If you feel it’s a challenging task, we at CloudEagle.ai help you discover, categorize, and safeguard every identity, whether human or non-human, within your SaaS environment.
From automated lifecycle management to least privilege enforcement and intelligent access reviews, CloudEagle.ai has got you covered.
Book a demo and secure your SaaS stack from hidden threats today.
7. Frequently Asked Questions
1. What is an example of a non-human identity?
An API key used by Slack integrations or a service account in Microsoft Azure are examples of non-human identities enabling applications or services to access systems without human involvement.
2. How many non-human identities are there?
Organizations often manage thousands of non-human identities due to automation.
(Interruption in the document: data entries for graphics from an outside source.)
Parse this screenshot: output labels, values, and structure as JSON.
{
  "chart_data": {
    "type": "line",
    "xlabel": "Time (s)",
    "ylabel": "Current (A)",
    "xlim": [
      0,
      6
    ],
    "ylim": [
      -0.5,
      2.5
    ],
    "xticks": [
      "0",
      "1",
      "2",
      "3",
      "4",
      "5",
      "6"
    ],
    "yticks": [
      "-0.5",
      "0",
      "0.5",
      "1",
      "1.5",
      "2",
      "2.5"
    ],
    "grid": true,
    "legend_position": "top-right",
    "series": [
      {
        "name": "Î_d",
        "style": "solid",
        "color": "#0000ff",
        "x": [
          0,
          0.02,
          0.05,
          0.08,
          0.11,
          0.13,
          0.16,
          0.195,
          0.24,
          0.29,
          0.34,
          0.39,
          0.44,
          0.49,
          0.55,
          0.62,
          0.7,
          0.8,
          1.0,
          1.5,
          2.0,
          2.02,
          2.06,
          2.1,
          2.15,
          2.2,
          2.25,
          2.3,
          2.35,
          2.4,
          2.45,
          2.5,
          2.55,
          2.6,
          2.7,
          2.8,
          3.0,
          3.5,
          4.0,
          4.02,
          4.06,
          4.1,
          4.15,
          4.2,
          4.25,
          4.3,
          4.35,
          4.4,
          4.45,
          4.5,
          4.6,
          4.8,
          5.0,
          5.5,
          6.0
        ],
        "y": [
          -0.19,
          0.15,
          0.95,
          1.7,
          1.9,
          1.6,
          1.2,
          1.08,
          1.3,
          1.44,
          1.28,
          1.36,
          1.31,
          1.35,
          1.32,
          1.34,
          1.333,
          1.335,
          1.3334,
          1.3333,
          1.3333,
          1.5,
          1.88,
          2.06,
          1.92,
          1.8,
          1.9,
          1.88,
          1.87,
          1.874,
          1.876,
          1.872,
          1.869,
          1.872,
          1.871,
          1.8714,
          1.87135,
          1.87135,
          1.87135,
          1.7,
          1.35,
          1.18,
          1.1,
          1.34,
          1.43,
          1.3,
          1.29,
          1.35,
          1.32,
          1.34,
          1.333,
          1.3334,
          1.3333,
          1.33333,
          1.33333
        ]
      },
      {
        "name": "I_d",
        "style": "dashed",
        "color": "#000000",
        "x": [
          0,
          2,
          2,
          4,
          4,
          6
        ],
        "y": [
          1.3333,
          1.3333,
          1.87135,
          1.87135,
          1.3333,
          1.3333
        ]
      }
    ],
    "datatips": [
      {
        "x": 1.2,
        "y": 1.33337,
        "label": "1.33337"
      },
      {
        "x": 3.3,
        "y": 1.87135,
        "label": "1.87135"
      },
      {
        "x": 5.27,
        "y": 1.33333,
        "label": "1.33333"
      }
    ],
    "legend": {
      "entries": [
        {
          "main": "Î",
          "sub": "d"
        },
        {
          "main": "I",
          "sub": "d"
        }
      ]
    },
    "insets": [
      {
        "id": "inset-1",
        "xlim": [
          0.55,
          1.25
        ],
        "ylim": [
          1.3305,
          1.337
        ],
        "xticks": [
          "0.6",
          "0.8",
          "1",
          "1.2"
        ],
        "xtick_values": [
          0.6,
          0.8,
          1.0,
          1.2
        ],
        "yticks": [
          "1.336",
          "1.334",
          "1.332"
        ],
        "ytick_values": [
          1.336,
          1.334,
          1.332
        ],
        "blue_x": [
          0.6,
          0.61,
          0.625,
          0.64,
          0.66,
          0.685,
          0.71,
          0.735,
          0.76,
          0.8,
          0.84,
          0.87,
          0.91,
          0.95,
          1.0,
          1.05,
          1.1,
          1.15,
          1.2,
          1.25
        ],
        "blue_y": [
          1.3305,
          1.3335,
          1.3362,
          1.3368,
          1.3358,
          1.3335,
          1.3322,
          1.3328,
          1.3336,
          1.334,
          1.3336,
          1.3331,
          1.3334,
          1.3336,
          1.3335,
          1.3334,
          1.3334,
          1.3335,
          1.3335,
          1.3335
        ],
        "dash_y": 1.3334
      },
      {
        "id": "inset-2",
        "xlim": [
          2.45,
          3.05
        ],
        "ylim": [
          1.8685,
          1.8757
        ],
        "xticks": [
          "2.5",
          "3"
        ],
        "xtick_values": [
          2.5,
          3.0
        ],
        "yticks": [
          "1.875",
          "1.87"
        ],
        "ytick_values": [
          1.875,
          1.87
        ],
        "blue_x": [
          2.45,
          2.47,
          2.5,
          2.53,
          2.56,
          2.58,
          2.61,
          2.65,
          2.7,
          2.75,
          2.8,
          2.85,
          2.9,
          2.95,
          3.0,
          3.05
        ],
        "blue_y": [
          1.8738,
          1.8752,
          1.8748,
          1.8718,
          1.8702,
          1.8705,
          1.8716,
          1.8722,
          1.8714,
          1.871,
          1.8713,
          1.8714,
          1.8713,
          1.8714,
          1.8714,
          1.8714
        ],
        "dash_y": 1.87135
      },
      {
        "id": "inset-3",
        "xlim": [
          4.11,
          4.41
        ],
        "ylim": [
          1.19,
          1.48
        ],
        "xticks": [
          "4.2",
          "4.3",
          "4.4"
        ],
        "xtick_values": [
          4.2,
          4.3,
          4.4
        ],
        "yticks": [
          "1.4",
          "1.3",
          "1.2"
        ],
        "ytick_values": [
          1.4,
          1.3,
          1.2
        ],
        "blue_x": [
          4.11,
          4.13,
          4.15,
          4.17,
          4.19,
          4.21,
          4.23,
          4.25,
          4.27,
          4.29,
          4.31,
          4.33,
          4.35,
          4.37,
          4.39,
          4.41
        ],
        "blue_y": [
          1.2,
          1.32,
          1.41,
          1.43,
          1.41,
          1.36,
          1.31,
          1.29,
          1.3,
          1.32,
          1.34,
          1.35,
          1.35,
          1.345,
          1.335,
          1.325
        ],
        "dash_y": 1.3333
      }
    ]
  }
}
APIs, bots, and service accounts across tools like Google Meet, Slack, and Microsoft services are NHIs.
3. What is the difference between human identities and non-human identities?
Human identities represent individual users accessing systems, while non-human identities are used by applications, services, or scripts to interact with systems without manual intervention.
4. What are non-human accounts?
Non-human accounts are digital credentials like service accounts, API keys, or bots used by systems or applications to perform automated tasks across cloud and SaaS environments.
5. How to manage non-human identities?
Use practices like least privilege access, automated credential rotation, regular audits, and monitoring tools to manage non-human identities securely and prevent unauthorized access or privilege misuse.